So kurz vor Ostern habe ich eine Neuerscheinung eines Kinder- und Jugendbuches für euch gelesen. Meiner Meinung nach ein absoluter Tipp fürs Osternest! Warum? Lest selbst:

Ben ist ein elfjähriger, britischer Junge, der jeden Freitag bei seiner Oma verbringen muss, weil seine tanzverrückten Eltern schon seit Jahren den Freitagabend für sich reserviert haben, um entweder irgendwelchen Live-Turniertanzshows beizuwohnen oder aber sich in einem indischen Restaurant mit Fladenbrot in ungeahnten Mengen vollzustopfen.

Ein spannender Roman für Jungen und Mädchen, empfohlen für das Alter von 10 – 12 Jahren


Ben ist also jeden Freitag dazu verdonnert, bei seiner sehr einfach lebenden Großmutter zu übernachten, die großmütterlicher kaum sein könnte mit ihren Bartstoppeln am Kinn, den dritten Zähnen, dem geblümten Kleid und dem sie umhüllenden Kohlduft, da sie sich tagaus tagein nur von ekliger Kohlsuppe zu ernähren scheint.

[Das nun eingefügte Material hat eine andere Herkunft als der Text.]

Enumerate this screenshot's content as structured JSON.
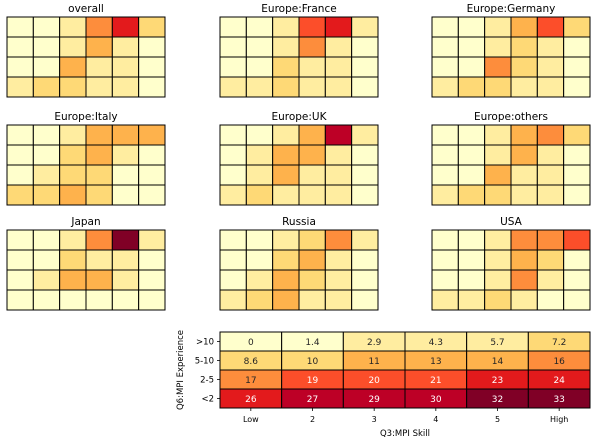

Grundsätzlich gehört zu diesen stets gleich ablaufenden Freitagabenden auch, dass sie nach dem Essen noch eine Runde Scrabble spielen, bis ihn die Oma dann viel zu früh ins Bett schickt, obwohl er bei seinen Eltern zuhause am Wochenende mindestens bis um zehn Uhr wach bleiben dürfte.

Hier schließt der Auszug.